Harrison first notes that most of the evidence on the links between globalization and poverty is indirect. To be sure, as developing countries have become increasingly integrated into the world trading system over the past 20 years, world poverty rates have steadily fallen. Yet little evidence exists to show a clear-cut cause-and-effect relationship between these two phenomena.
Many of the studies in Globalization and Poverty in fact suggest that globalization has been associated with rising inequality, and that the poor do not always share in the gains from trade. Other themes emerge from the book. One is that the poor in countries with an abundance of unskilled labor do not always gain from trade reform. Another is that the poor are more likely to share in the gains from globalization when workers enjoy maximum mobility, especially from contracting economic sectors into expanding sectors (India and Colombia). Gains likewise arise when poor farmers have access to credit and technical know-how (Zambia), when poor farmers have such social safety nets as income support (Mexico) and when food aid is well targeted (Ethiopia).
The evidence strongly suggests that export growth and incoming foreign investment have reduced poverty everywhere from Mexico to India to Poland. Yet at the same time currency crises can cripple the poor. In Indonesia, poverty rates increased by at least 50 percent after the 1997 currency crisis in that country, and the poor in Mexico have yet to recover from the pummeling of the peso in 1995.

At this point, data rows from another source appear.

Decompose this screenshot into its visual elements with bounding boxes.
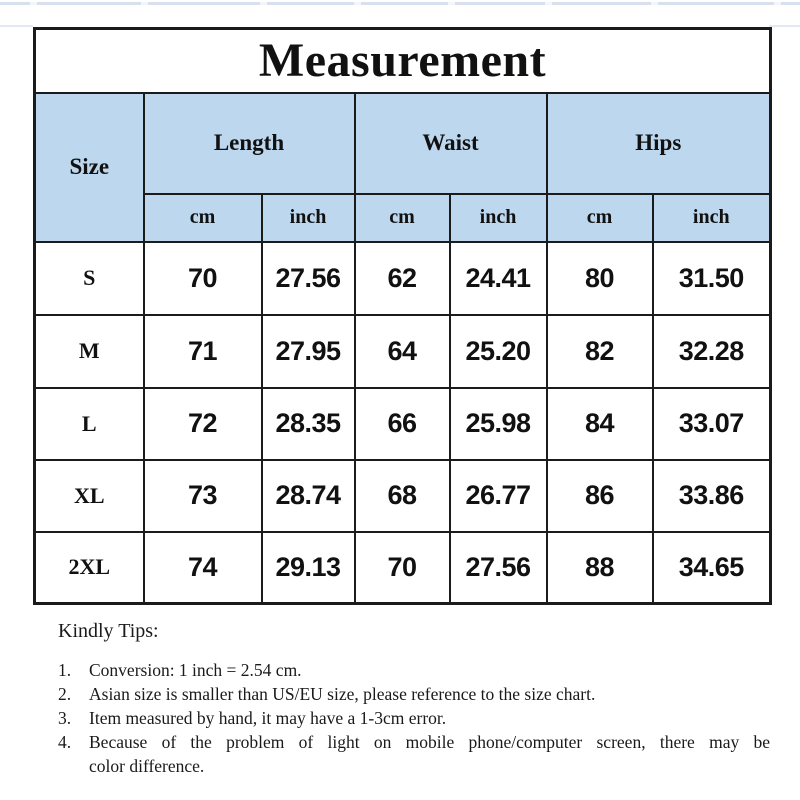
cell-value: 34.65 xyxy=(651,530,772,605)
cell-value: 33.86 xyxy=(651,458,772,533)
size-label: S xyxy=(33,240,145,316)
cell-value: 72 xyxy=(142,386,263,461)
cell-value: 31.50 xyxy=(651,240,772,316)
cell-value: 24.41 xyxy=(448,240,548,316)
size-chart-table: Measurement Size Length Waist Hips cm in… xyxy=(33,27,773,605)
cell-value: 70 xyxy=(353,530,451,605)
cell-value: 25.20 xyxy=(448,313,548,389)
table-group-header-row: Size Length Waist Hips xyxy=(33,91,772,243)
cell-value: 80 xyxy=(545,240,654,316)
tip-number: 3. xyxy=(58,708,72,728)
unit-header-length-inch: inch xyxy=(260,192,356,243)
unit-header-hips-inch: inch xyxy=(651,192,772,243)
table-row-m: M 71 27.95 64 25.20 82 32.28 xyxy=(33,313,772,389)
column-header-hips: Hips xyxy=(545,91,772,195)
cell-value: 62 xyxy=(353,240,451,316)
cell-value: 68 xyxy=(353,458,451,533)
cell-value: 25.98 xyxy=(448,386,548,461)
gridline-notch xyxy=(545,2,552,5)
cell-value: 84 xyxy=(545,386,654,461)
cell-value: 66 xyxy=(353,386,451,461)
tip-item-1: 1. Conversion: 1 inch = 2.54 cm. xyxy=(58,658,770,682)
cell-value: 27.56 xyxy=(260,240,356,316)
size-label: L xyxy=(33,386,145,461)
tip-text: Item measured by hand, it may have a 1-3… xyxy=(89,708,447,728)
cell-value: 27.56 xyxy=(448,530,548,605)
size-label: M xyxy=(33,313,145,389)
cell-value: 73 xyxy=(142,458,263,533)
unit-header-waist-cm: cm xyxy=(353,192,451,243)
kindly-tips-section: Kindly Tips: 1. Conversion: 1 inch = 2.5… xyxy=(58,620,770,778)
gridline-notch xyxy=(30,2,37,5)
size-label: 2XL xyxy=(33,530,145,605)
gridline-notch xyxy=(651,2,658,5)
cell-value: 86 xyxy=(545,458,654,533)
tip-text: Conversion: 1 inch = 2.54 cm. xyxy=(89,660,302,680)
tip-number: 2. xyxy=(58,684,72,704)
cell-value: 71 xyxy=(142,313,263,389)
cell-value: 28.74 xyxy=(260,458,356,533)
cell-value: 28.35 xyxy=(260,386,356,461)
unit-header-waist-inch: inch xyxy=(448,192,548,243)
column-header-size: Size xyxy=(33,91,145,243)
table-row-s: S 70 27.56 62 24.41 80 31.50 xyxy=(33,240,772,316)
table-title-row: Measurement xyxy=(33,27,772,94)
tip-text-line2: color difference. xyxy=(89,756,205,776)
column-header-length: Length xyxy=(142,91,356,195)
tip-item-4: 4. Because of the problem of light on mo… xyxy=(58,730,770,778)
cell-value: 82 xyxy=(545,313,654,389)
gridline-notch xyxy=(354,2,361,5)
tip-text: Asian size is smaller than US/EU size, p… xyxy=(89,684,596,704)
cell-value: 33.07 xyxy=(651,386,772,461)
tip-item-3: 3. Item measured by hand, it may have a … xyxy=(58,706,770,730)
gridline-top xyxy=(0,2,800,5)
tip-text: Because of the problem of light on mobil… xyxy=(89,730,770,778)
page-title: Measurement xyxy=(33,27,772,94)
cell-value: 88 xyxy=(545,530,654,605)
cell-value: 64 xyxy=(353,313,451,389)
cell-value: 32.28 xyxy=(651,313,772,389)
cell-value: 27.95 xyxy=(260,313,356,389)
unit-header-length-cm: cm xyxy=(142,192,263,243)
gridline-notch xyxy=(141,2,148,5)
tips-heading: Kindly Tips: xyxy=(58,620,159,642)
gridline-right-stub xyxy=(769,25,800,27)
tip-text-line1: Because of the problem of light on mobil… xyxy=(89,732,770,752)
cell-value: 70 xyxy=(142,240,263,316)
gridline-notch xyxy=(260,2,267,5)
table-row-l: L 72 28.35 66 25.98 84 33.07 xyxy=(33,386,772,461)
cell-value: 74 xyxy=(142,530,263,605)
table-row-xl: XL 73 28.74 68 26.77 86 33.86 xyxy=(33,458,772,533)
cell-value: 26.77 xyxy=(448,458,548,533)
tip-number: 4. xyxy=(58,732,72,752)
gridline-notch xyxy=(448,2,455,5)
gridline-notch xyxy=(774,2,781,5)
column-header-waist: Waist xyxy=(353,91,548,195)
cell-value: 29.13 xyxy=(260,530,356,605)
tip-item-2: 2. Asian size is smaller than US/EU size… xyxy=(58,682,770,706)
table-row-2xl: 2XL 74 29.13 70 27.56 88 34.65 xyxy=(33,530,772,605)
gridline-left-stub xyxy=(0,25,33,27)
size-label: XL xyxy=(33,458,145,533)
table-unit-header-row: cm inch cm inch cm inch xyxy=(35,192,772,243)
unit-header-hips-cm: cm xyxy=(545,192,654,243)
tip-number: 1. xyxy=(58,660,72,680)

Without doubt, Harrison asserts, globalization produces both winners and losers among the poor. In Mexico, for example, small and medium corn growers saw their incomes halved in the 1990s, while larger corn growers prospered. In other countries, poor workers in exporting sectors or in sectors with foreign investment gained from trade and investment reforms, while poverty rates increased in previously protected areas that were exposed to import competition. Even within a country, a trade reform may hurt rural agricultural producers and benefit rural or urban consumers of those farmers' products.
The relationship between globalization and poverty is complex, Harrison acknowledges, yet she says that a number of persuasive conclusions may be drawn from the studies in Globalization and Poverty. One conclusion is that the relationship depends not just on trade or financial globalization but on the interaction of globalization with the rest of the economic environment: investments in human capital and infrastructure, promotion of credit and technical assistance to farmers, worthy institutions and governance, and macroeconomic stability, including flexible exchange rates. The existence of such conditions, Harrison writes, is emerging as a critical theme for multilateral institutions like the World Bank.
Harrison adds that more research is needed to identify whether labor legislation protects only the rights of those few workers who typically account for the formal sector in developing economies, or whether such legislation softens short-term adjustment costs and helps the labor force benefit from globalization. Anti-sweatshop activism suggests that selective interventions may be successful in this regard.
Harrison next notes that while many economists predicted that developing countries with great numbers of unskilled workers would benefit from globalization through increased demand for their unskilled-intensive goods, this view is too simple and often inconsistent with the facts. Cross-country studies document that globalization has been accompanied by increasing inequality within developing countries, suggesting an offset of some of the reductions in poverty.
Globalization and Poverty yields several implications. First, impediments to exports from developing countries worsen poverty in those countries. Second, careful targeting is necessary to address the poor in different countries who are likely to be hurt by globalization. Finally, the evidence suggests that relying on trade or foreign investment alone is not enough to alleviate poverty. The poor need education, improved infrastructure, access to credit and the ability to relocate out of contracting sectors into expanding ones to take advantage of trade reforms.